The Lion and the Lamb also tells the story of a Dutch Resistance worker named Corrie ten Boom who leads her entire family into a desperate struggle against the Nazi’s anti-Jewish policies in Holland. Like Speer, Corrie is thrust into a psychological torture chamber suffering daily anguish from abusive guards. She is forced to travel from prison to prison in Nazi death trains after her underground operation is raided by the secret police. A novel of innocence, betrayal and tragedy, The Lion and the Lamb is an absorbing tale of how war-torn people cling to the power of hope and faith.
If my high school and college textbooks had been written this way, I would have been a more eager student of history. The Lion and the Lamb is an anomaly in the genre of historical fiction because every character is real, their words are often their own, and events (between 1942-1966) are recounted chronologically. Essentially, Charles Causey’s narrative infuses the human factors of emotion and moral dilemma into what could otherwise be a dry recollection of facts.
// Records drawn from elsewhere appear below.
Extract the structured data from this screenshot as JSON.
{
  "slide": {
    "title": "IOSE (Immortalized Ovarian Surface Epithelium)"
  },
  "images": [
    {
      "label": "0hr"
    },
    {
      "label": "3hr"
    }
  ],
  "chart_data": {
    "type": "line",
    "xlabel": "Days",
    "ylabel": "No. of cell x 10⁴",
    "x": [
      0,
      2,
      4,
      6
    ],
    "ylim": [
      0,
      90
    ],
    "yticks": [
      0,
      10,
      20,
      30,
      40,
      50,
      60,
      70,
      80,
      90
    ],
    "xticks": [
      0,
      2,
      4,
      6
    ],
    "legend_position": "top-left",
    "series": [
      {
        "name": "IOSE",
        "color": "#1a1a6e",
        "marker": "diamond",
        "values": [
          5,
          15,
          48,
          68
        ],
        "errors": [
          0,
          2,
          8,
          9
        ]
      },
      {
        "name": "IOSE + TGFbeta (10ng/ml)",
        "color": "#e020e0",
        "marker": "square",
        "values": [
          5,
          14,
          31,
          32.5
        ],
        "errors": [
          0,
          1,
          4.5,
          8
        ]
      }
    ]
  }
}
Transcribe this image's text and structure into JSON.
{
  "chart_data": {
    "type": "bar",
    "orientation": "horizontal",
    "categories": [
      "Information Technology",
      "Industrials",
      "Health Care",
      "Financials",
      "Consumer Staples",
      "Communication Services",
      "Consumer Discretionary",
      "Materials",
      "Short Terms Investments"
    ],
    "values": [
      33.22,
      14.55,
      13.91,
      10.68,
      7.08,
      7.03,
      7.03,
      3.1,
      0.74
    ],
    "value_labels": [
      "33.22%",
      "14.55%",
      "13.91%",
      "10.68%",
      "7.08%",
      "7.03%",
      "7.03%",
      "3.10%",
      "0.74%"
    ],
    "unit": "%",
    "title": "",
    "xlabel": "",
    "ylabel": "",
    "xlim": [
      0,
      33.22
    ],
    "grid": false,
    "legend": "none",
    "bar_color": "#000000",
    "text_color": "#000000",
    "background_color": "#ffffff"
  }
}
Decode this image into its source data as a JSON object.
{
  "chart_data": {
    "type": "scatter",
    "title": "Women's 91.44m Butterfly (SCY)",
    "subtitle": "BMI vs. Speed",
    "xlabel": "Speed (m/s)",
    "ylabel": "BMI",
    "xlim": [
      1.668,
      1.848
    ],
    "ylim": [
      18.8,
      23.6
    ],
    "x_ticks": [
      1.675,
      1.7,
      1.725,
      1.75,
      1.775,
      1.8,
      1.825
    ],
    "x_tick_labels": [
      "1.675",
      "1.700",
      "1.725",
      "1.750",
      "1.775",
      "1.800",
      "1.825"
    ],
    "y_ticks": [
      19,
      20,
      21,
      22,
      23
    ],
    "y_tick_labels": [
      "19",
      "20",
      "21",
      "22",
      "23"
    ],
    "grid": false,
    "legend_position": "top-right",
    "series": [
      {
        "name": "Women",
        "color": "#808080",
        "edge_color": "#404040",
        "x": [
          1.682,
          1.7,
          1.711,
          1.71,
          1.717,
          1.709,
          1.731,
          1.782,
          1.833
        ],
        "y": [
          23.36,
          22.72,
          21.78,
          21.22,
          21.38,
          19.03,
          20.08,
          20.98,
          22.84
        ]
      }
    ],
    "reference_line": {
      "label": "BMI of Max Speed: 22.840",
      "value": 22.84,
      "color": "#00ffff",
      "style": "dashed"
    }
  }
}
Having read The Hiding Place, I was somewhat familiar with the life and ministry of Corrie ten Boom. However, when her story is laid beside Albert Speer’s I realized several things. The first was a staggering illustration of “cause and effect.” Speer’s place in Hitler’s inner circle exposed him to many decisions which had a trickle down effect on ten Boom. Also, the way the darkness of the Reich pervaded their lives and how each reacted —Speer in his own strength and Corrie in God’s—provided a stark contrast in wisdom. Finally, while I still may not have the ability to recount times and dates, I have a better grasp of how key decisions turned the war.
The Lion and the Lamb is a poignant glimpse into the past. This book held many new discoveries for me and I felt compelled by the author’s writing to examine myself and my faith. How might I have reacted in similar circumstance? This would be a wonderful title for a book discussion group or a reluctant student of history (high school/homeschool where maturity allows).
With thanks to the author/publisher for providing me with a review copy. All opinions are my own.